Boehner's Saturday night statement marked a major shift in the tone surrounding the debt negotiations, at a time when it seemed that a bipartisan agreement was imminent.
In contrast to his statement last night, Speaker Boehner expressed hope on Friday that a deal could be struck.
"We hope the Democrat counterparts will join us and seize this opportunity to do something big for our economy, and frankly, for our future, and to, hopefully, get Americans back to work," Boehner said Friday.
Following Friday's bad jobs report, which showed that the US economy gained only 18,000 jobs in June, Boehner was not alone in calling bipartisan cooperation in reaching a compromise. He was one among many leaders from both parties.
President Obama similarly called the negotiations an "extraordinary opportunity," saying the American people expect both parties to work together on reaching compromise.
"That's the least that they should expect of us, not the most that they should expect of us," President Obama said in remarks following Friday's jobs report. "I'm ready to roll up my sleeves over the next several weeks and next several months. I know that people in both parties are ready to do that as well."
Despite the optimistic tone from both parties last week, it does not seem that the political disagreements will be resolved this weekend.
Though the breakdown in the negotiations represents the sort of political bickering that leaders decried last week, Ryan McConaghy, Economic Program Director of the think-tank Third Way, said that leaders in Washington understand that the stakes are high.
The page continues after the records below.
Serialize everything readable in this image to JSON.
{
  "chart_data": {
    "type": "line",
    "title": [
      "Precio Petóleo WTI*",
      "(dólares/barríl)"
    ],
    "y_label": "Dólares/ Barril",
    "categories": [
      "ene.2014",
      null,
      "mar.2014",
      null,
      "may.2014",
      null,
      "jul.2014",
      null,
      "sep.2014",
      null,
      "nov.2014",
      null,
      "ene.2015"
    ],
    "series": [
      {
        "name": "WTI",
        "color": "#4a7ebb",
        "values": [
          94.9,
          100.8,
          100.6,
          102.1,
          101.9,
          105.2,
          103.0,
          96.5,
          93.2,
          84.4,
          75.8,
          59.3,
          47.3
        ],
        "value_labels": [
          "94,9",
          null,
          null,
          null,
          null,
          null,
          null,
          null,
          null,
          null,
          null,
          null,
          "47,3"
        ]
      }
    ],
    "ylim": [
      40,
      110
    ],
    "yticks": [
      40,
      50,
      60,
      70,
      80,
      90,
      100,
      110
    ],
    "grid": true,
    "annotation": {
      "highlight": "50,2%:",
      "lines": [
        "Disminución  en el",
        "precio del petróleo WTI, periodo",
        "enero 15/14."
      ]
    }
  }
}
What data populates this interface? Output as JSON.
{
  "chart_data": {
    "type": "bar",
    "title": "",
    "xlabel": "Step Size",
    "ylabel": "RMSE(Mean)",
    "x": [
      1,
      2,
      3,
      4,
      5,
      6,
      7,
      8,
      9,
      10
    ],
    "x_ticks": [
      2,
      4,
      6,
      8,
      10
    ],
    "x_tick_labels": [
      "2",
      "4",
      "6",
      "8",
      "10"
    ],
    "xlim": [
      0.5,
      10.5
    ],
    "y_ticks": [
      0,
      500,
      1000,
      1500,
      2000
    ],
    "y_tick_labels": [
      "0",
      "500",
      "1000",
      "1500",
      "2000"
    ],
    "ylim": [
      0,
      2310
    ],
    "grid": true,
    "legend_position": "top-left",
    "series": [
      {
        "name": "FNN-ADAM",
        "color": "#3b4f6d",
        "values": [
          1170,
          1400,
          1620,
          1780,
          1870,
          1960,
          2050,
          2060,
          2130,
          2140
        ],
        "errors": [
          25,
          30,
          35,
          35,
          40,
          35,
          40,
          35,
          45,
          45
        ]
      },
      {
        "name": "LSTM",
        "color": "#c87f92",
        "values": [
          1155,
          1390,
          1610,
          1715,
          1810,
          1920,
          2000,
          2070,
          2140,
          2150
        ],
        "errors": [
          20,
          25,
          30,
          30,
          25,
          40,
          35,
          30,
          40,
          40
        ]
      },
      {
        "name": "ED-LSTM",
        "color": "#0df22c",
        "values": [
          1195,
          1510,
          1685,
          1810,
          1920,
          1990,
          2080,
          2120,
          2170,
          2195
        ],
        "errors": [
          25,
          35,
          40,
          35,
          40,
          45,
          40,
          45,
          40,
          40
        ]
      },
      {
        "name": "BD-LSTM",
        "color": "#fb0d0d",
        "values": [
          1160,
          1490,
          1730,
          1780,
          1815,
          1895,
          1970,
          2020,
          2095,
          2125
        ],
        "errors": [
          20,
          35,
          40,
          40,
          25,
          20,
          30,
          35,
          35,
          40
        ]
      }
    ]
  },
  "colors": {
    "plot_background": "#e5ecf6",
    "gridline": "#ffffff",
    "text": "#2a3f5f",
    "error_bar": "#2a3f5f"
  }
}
"If the economy goes into a recession, voters are going to be very angry," McConaghy said. "They've spent weeks on this, they've both been in the room, and they've both said it's important. They both have something to gain by doing it and they both have something to lose by failing."
McConaghy predicts that if a deal is not struck, a blame game will begin between Republicans and Democrats.
"I think what you'll see, is they realize that you know they'd have to start preparing for the worst and that might meaning starting to assign blame for why deal isn't going to happen," McConaghy said.